Limitations and Future Research

We want to acknowledge three limitations. First, we studied high-penalty cases of organizational wrongdoing, using sources compiled by agencies with the goal of prosecuting organizations. It is possible that regulators frame behavior as intentional and attribute knowledge to the organization that it did not, in fact, possess. This would lead us to overestimate the importance of epistemic malevolence. Moreover, incomplete information may lead to bias about the presence of certain information behaviors, if, for instance, information falsification was more consistently reported than information obfuscation. Our conclusions about the mapping of information behaviors to information strategies should therefore be understood as tentative.

Second, the evidence on whether the organizations who commit acts of epistemic malevolence exhibit the vice of epistemic malevolence is merely indicative. We have suggested that to determine whether organizations possess the vice of epistemic malevolence, we should not rely on a single criterion but on several markers, each of which provides indicative evidence. We assess two criteria: whether the offending behavior is rooted in culture, and whether the organization is a repeat offender. A more detailed study of the cases we consider can improve our assessment method. There is, for instance, room for adding criteria for governance structures suggesting epistemic malevolence.
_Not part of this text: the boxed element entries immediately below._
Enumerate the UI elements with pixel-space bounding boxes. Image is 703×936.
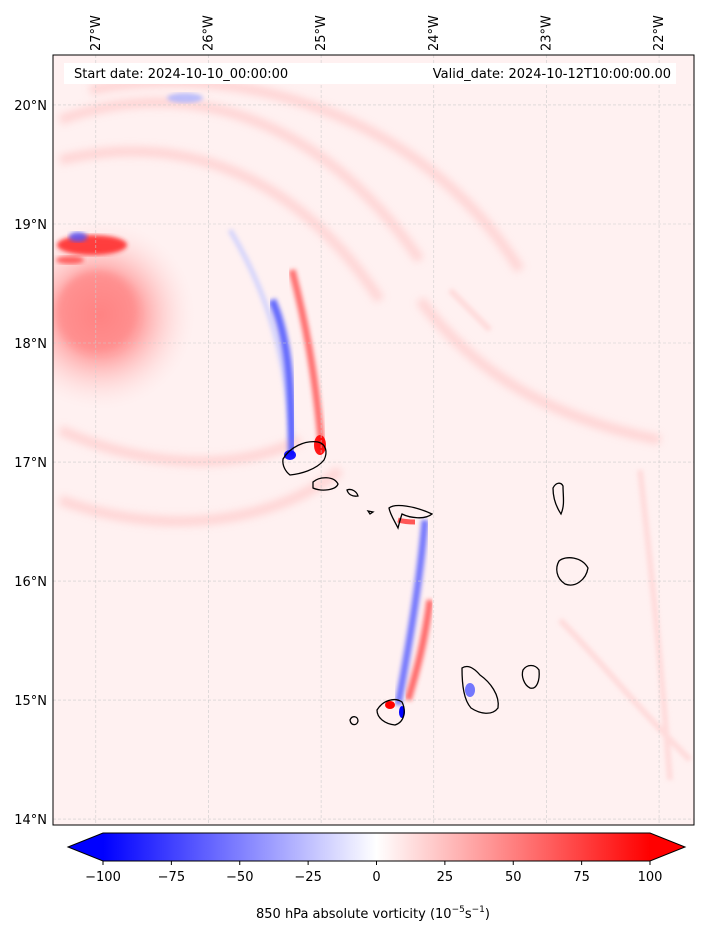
colorbar-tick-label: −100 xyxy=(85,870,121,885)
colorbar-tick-label: −25 xyxy=(294,870,321,885)
colorbar-tick-label: −50 xyxy=(226,870,253,885)
colorbar-tick-label: −75 xyxy=(158,870,185,885)
latitude-label: 17°N xyxy=(14,456,47,471)
latitude-label: 20°N xyxy=(14,99,47,114)
colorbar-extend-max xyxy=(650,833,685,861)
longitude-label: 22°W xyxy=(652,15,667,51)
island-santo-antao xyxy=(282,441,327,476)
longitude-label: 23°W xyxy=(539,15,554,51)
longitude-label: 25°W xyxy=(314,15,329,51)
island-santa-luzia xyxy=(346,488,359,497)
colorbar-tick-label: 100 xyxy=(638,870,663,885)
colorbar-tick-label: 25 xyxy=(437,870,454,885)
map-gridlines xyxy=(53,55,694,825)
longitude-labels: 27°W 26°W 25°W 24°W 23°W 22°W xyxy=(89,15,667,51)
colorbar-tick-label: 50 xyxy=(505,870,522,885)
island-maio xyxy=(521,664,540,689)
header-background xyxy=(64,63,676,84)
island-sao-tiago xyxy=(376,699,405,726)
latitude-labels: 20°N 19°N 18°N 17°N 16°N 15°N 14°N xyxy=(14,99,47,828)
island-sao-nicolau xyxy=(388,504,434,530)
colorbar-gradient xyxy=(103,833,650,861)
vorticity-field xyxy=(53,55,694,825)
start-date-label: Start date: 2024-10-10_00:00:00 xyxy=(74,67,288,82)
island-brava xyxy=(349,716,359,726)
latitude-label: 18°N xyxy=(14,337,47,352)
latitude-label: 14°N xyxy=(14,813,47,828)
latitude-label: 16°N xyxy=(14,575,47,590)
colorbar-tick-label: 75 xyxy=(573,870,590,885)
map-frame xyxy=(52,54,695,826)
valid-date-label: Valid_date: 2024-10-12T10:00:00.00 xyxy=(433,67,671,82)
colorbar-label: 850 hPa absolute vorticity (10−5s−1) xyxy=(256,905,490,922)
colorbar: −100 −75 −50 −25 0 25 50 75 100 850 hPa absolute… xyxy=(66,832,687,922)
latitude-label: 19°N xyxy=(14,218,47,233)
island-branco xyxy=(366,510,375,515)
island-outlines xyxy=(282,441,589,726)
latitude-label: 15°N xyxy=(14,694,47,709)
island-boa-vista xyxy=(556,557,589,586)
island-fogo xyxy=(461,665,499,714)
island-sao-vicente xyxy=(312,477,339,491)
island-sal xyxy=(552,482,565,516)
colorbar-extend-min xyxy=(68,833,103,861)
longitude-label: 26°W xyxy=(201,15,216,51)
colorbar-ticks: −100 −75 −50 −25 0 25 50 75 100 xyxy=(85,861,662,885)
longitude-label: 27°W xyxy=(89,15,104,51)
colorbar-tick-label: 0 xyxy=(372,870,380,885)
longitude-label: 24°W xyxy=(427,15,442,51)
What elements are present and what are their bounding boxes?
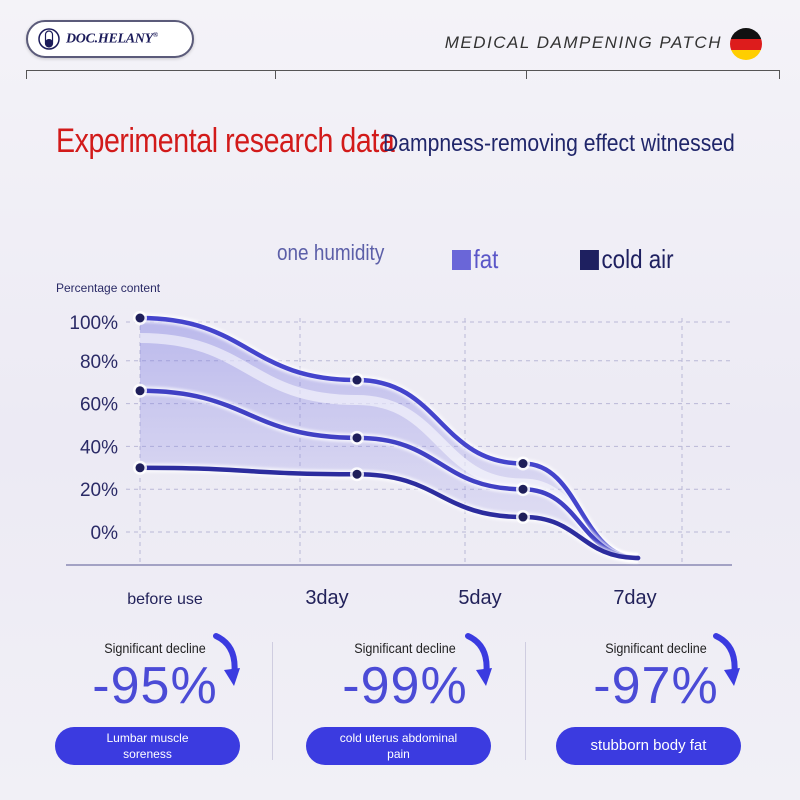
data-point — [518, 484, 528, 494]
legend-swatch-icon — [580, 250, 599, 270]
stat-label: Significant decline — [605, 640, 707, 656]
header-tick — [275, 70, 276, 79]
legend-cold-air: cold air — [580, 244, 674, 275]
y-tick-label: 80% — [80, 352, 118, 373]
product-title: MEDICAL DAMPENING PATCH — [444, 33, 722, 52]
german-flag-icon — [730, 28, 762, 60]
stat-pill-label: Lumbar muscle soreness — [55, 727, 240, 765]
stat-pill-body-fat: stubborn body fat — [556, 727, 741, 765]
legend-label: one humidity — [277, 240, 385, 265]
stat-label: Significant decline — [354, 640, 456, 656]
series-line-1 — [137, 315, 641, 561]
x-tick-label: 3day — [305, 587, 348, 609]
y-tick-label: 100% — [69, 313, 118, 334]
stat-cold-uterus: Significant decline -99% — [305, 640, 505, 716]
data-point — [352, 375, 362, 385]
stat-pill-label: cold uterus abdominal pain — [306, 727, 491, 765]
x-tick-label: before use — [127, 591, 203, 608]
legend-humidity: one humidity — [277, 240, 384, 266]
stat-pill-label: stubborn body fat — [556, 727, 741, 765]
stat-pill-cold-uterus: cold uterus abdominal pain — [306, 727, 491, 765]
legend-swatch-icon — [452, 250, 471, 270]
brand-name: DOC.HELANY® — [66, 30, 158, 47]
stat-divider — [525, 642, 526, 760]
y-axis-title: Percentage content — [56, 281, 161, 295]
legend-label: cold air — [601, 244, 674, 274]
header-tick — [26, 70, 27, 79]
data-point — [352, 433, 362, 443]
stat-pill-lumbar: Lumbar muscle soreness — [55, 727, 240, 765]
y-tick-label: 0% — [91, 523, 119, 544]
brand-logo: DOC.HELANY® — [26, 20, 194, 58]
data-point — [135, 463, 145, 473]
stat-body-fat: Significant decline -97% — [556, 640, 756, 716]
capsule-icon — [38, 28, 60, 50]
y-tick-label: 60% — [80, 395, 118, 416]
series-line-3 — [137, 465, 641, 561]
headline-effect: Dampness-removing effect witnessed — [383, 130, 735, 157]
data-point — [135, 386, 145, 396]
x-tick-label: 5day — [458, 587, 501, 609]
x-tick-label: 7day — [613, 587, 656, 609]
legend-fat: fat — [452, 244, 498, 275]
stat-value: -99% — [342, 657, 468, 715]
legend-label: fat — [473, 244, 499, 274]
header-tick — [526, 70, 527, 79]
series-line-2 — [137, 388, 641, 561]
curved-arrow-icon — [465, 633, 492, 686]
stat-lumbar: Significant decline -95% — [55, 640, 255, 716]
data-point — [135, 313, 145, 323]
line-chart: 100% 80% 60% 40% 20% 0% before use 3day 5day 7day — [66, 311, 732, 609]
stat-value: -97% — [593, 657, 719, 715]
y-tick-label: 20% — [80, 480, 118, 501]
stat-divider — [272, 642, 273, 760]
data-point — [518, 459, 528, 469]
curved-arrow-icon — [213, 633, 240, 686]
stat-label: Significant decline — [104, 640, 206, 656]
data-point — [352, 469, 362, 479]
header-tick — [779, 70, 780, 79]
y-tick-label: 40% — [80, 437, 118, 458]
header-divider — [26, 70, 780, 71]
headline-experimental: Experimental research data — [56, 122, 395, 160]
curved-arrow-icon — [713, 633, 740, 686]
stat-value: -95% — [92, 657, 218, 715]
data-point — [518, 512, 528, 522]
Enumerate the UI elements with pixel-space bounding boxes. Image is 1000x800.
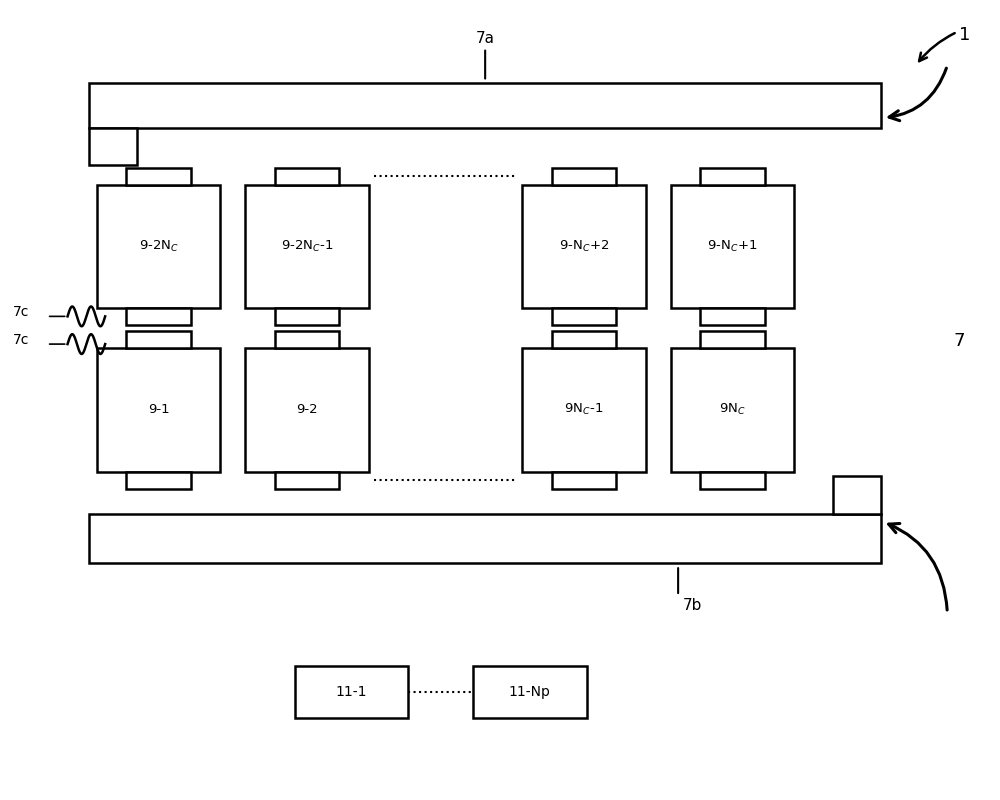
Text: 11-Np: 11-Np xyxy=(509,685,551,699)
Bar xyxy=(552,168,616,185)
Bar xyxy=(126,309,191,326)
Bar xyxy=(275,331,339,348)
Bar xyxy=(552,309,616,326)
Text: 9-1: 9-1 xyxy=(148,403,169,416)
Bar xyxy=(295,666,408,718)
Text: 9N$_C$-1: 9N$_C$-1 xyxy=(564,402,604,418)
Bar xyxy=(97,348,220,472)
Bar xyxy=(126,472,191,489)
Bar xyxy=(552,472,616,489)
Text: 9-2N$_C$-1: 9-2N$_C$-1 xyxy=(281,239,333,254)
Bar xyxy=(671,185,794,309)
Text: 7a: 7a xyxy=(476,30,495,46)
Bar xyxy=(671,348,794,472)
Bar xyxy=(552,331,616,348)
Text: 11-1: 11-1 xyxy=(336,685,367,699)
Bar xyxy=(245,185,369,309)
Bar xyxy=(275,168,339,185)
Bar xyxy=(833,476,881,514)
Bar xyxy=(522,185,646,309)
Bar xyxy=(126,331,191,348)
Bar xyxy=(89,514,881,563)
Text: 9-N$_C$+2: 9-N$_C$+2 xyxy=(559,239,609,254)
Bar xyxy=(126,168,191,185)
Text: 9-N$_C$+1: 9-N$_C$+1 xyxy=(707,239,758,254)
Bar xyxy=(522,348,646,472)
Bar xyxy=(700,309,765,326)
Bar xyxy=(275,472,339,489)
Bar xyxy=(245,348,369,472)
Bar xyxy=(473,666,587,718)
Bar xyxy=(97,185,220,309)
Bar xyxy=(700,472,765,489)
Text: 7c: 7c xyxy=(13,306,30,319)
Bar xyxy=(700,331,765,348)
Text: 9-2N$_C$: 9-2N$_C$ xyxy=(139,239,179,254)
Text: 9-2: 9-2 xyxy=(296,403,318,416)
Text: 7c: 7c xyxy=(13,333,30,347)
Text: 7: 7 xyxy=(953,332,965,350)
Text: 7b: 7b xyxy=(683,598,702,613)
Bar xyxy=(700,168,765,185)
Bar xyxy=(89,128,137,166)
Text: 9N$_C$: 9N$_C$ xyxy=(719,402,746,418)
Text: 1: 1 xyxy=(959,26,970,44)
Bar xyxy=(275,309,339,326)
Bar xyxy=(89,83,881,128)
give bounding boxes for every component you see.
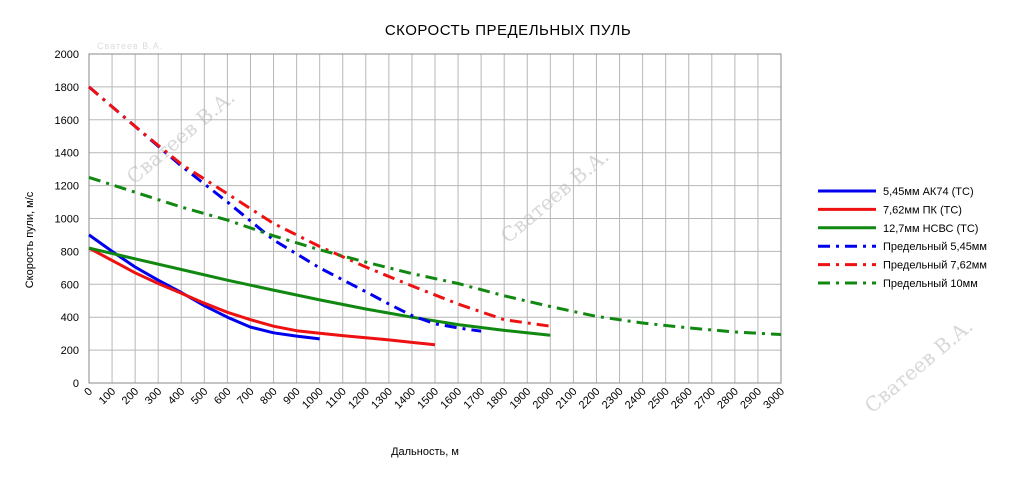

Our research suggests that there are features of an organization’s culture and governance that make it more or less prone to epistemically malevolent behavior. A question for further research is to what extent epistemically malevolent behavior is limited to high-penalty cases of wrongdoing, or to what extent it can be observed in more typical cases of organizational wrongdoing. If organizational malevolence is less prevalent in more typical samples, is there evidence of other epistemic vices?

We have only begun to map out information strategies and information behaviors associated with epistemic malevolence based on the information afforded by our sources. A next step would be to conduct more detailed case studies into exemplary cases to understand information strategies and behaviors in greater detail.

Finally, little work has been done on how to prevent and address epistemic malevolence in organizations. Much remains to be done in investigating the relationships between epistemic and material harms, crafting detailed interventions and regulatory strategies, as well as assessing their effectiveness.

Conclusion

In connecting the discussion of epistemic malevolence to the empirical literature on organizational deception, we found a lack of attention to the impact of an organization’s ability to control compromising information on its deception strategy. We addressed this gap by conducting an empirical study of high-penalty organizational misconduct cases. We found that acts of epistemic malevolence are prevalent in high-penalty cases of organizational wrongdoing: There is evidence of epistemic malevolence in 60% of cases analyzed. Furthermore, we found indicative evidence that in the overwhelming majority of cases, organizational epistemic malevolence is rooted in epistemic vice. In the majority of cases involving epistemic malevolence, we found evidence of an underappreciated deception strategy: Rather than ‘sowing doubt’, organizations ‘exploit trust’ placed in them as information providers. This has important policy implications because the strategy of ‘exploiting trust’ calls for different counter-measures than the strategy of ‘sowing doubt’.